Should you take seed capital from a Mega Fund?

The last decade has seen a growing number of top tier venture funds increase their fund size to many $B’s of AUM and expand their investing activities to all stages. (Seed-Series X) We refer to these firms as Mega Funds. With so much capital to deploy, many of these funds are forced to allocate the majority of their bandwidth to big, later-stage deals, while using seed investments as option tickets for later rounds.

This phenomenon has an increasing number of founders asking whether or not they should accept seed-stage capital from well known Mega Funds. There are obvious advantages to working with a Mega Funds but also some potential misalignment. Below you’ll find some thoughts to consider in your selection process.

Taking seed capital from a Mega Fund is an effective way to validate your idea in the market’s eyes. People generally think of Mega Funds as “smart money” and their seal of approval will, without a doubt, increase a start-ups status. More importantly, though, recruiting talent will become far easier, as many talented employees use “strength of syndicate” as a highly weighted factor in their decision making process.

The most cited reason seed-stage founders tell us they want to work with Mega Funds though is the ability for the fund to lead many of the company’s future financing rounds. This, in theory, will make fundraising far easier and free up the founders time for other company building efforts. While this can be true, in practice it’s more complex and nuanced. In the same way that receiving investment from a well known Mega Fund can validate your startup, it can also have the inverse effect if the Mega Fund decides not to lead or participate well above pro rata in your next financing round. We commonly refer to this as signaling risk. When it comes time to raise your next round of capital and investors see that a Mega Fund on your cap table is not stepping forward, the new investors will suspect there is something awry. The Mega Fund has a smart team, they’ve been privy to all relevant information about your company, and they have TONS of cash. If they don’t want to do the deal, why should anyone else? The departure of the Partner who led the deal, a change in investing focus, and a competitive portfolio company are all valid reasons why a Mega Fund may not step forward and lead, but nonetheless, this situation makes fundraising significantly more challenging for your start-up.

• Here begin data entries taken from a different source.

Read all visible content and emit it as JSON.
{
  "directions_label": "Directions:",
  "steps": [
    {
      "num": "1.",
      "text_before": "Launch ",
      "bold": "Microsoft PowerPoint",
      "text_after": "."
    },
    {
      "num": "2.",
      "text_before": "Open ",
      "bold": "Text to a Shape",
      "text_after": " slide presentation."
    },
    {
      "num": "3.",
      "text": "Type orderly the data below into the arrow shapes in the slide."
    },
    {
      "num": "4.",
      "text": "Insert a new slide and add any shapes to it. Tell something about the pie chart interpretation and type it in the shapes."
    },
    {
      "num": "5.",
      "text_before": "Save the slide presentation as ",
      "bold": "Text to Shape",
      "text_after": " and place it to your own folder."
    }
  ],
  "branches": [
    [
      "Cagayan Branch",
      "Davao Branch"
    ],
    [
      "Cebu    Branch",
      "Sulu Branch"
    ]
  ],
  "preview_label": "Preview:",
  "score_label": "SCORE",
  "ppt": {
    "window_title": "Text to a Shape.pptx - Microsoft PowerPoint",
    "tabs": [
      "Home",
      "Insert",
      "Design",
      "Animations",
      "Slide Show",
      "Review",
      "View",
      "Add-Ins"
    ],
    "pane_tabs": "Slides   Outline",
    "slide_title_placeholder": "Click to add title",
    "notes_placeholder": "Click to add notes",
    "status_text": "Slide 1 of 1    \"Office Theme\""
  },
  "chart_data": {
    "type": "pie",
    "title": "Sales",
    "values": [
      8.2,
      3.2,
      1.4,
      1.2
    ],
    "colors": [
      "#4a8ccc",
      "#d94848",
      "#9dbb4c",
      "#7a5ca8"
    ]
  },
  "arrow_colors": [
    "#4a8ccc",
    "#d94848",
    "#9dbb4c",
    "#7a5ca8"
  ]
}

Before taking investment, we recommend that founders have a clear conversation with the Mega Fund about exactly what it will take for the firm to lead or participate well above pro-rata in the next round. Based on what is said, it’s up to you to determine how confident you are in your company’s ability to hit that plan. If the odds of hitting the plan are fair, it makes tremendous sense to bring the Mega Fund onto the cap table. If there is significant uncertainty in your ability to hit the plan, tread carefully, and consider working with seed-only funds. Since seed only funds invest solely at the seed stage, there is never an expectation from the market that they will lead the next round. (no signaling risk)

Reference checks with other founders are the best way to predict how much attention you will receive from new investors. If reference checks are not an option, looking at the size of the investment offer as a % of fund size can be a useful heuristic. If a $2B fund offers to lead your seed deal with a $2M investment, they will have 0.1% of their capital tied up in your company. Compare this to a $75M seed fund that commits the same size check; they will have 2.67% of their capital in your business. (a 26X difference) While both investors are likely well intentioned, the team from the $75M fund is far more aligned to dig in and try to make a difference. It’s important to note that some Mega Funds combat this with dedicated “seed only” teams who focus all of their time on the seed portfolio.

Understanding who your company’s point of contact will be at a Mega Fund is an important variable to factor into your decision as well. Mega Funds often have hyperconnected and experienced investing partners that can add tremendous value when engaged, but it’s not uncommon to see more Jr. members of the investing team representing seed investments for the firm. Jr. team members can be rising stars with extra bandwidth and enthusiasm, but likely carry less influence on the investment committee to approve follow on investments. Primarily working with a more Jr. investing team member is not necessarily a bad thing but a good topic to have a clear discussion about before entering into a partnership.

If you do plan on taking a seed-stage investment from a Mega Fund, make sure you understand whether you will have access to their full suite of platform resources. It’s not uncommon to see different levels of engagement between seed investments and larger later-stage opportunities.

Accepting seed capital from a Mega Fund is more often than not the right thing to do! Just make sure to talk through all of the dynamics explained above and keep alignment top of mind as you make your selection.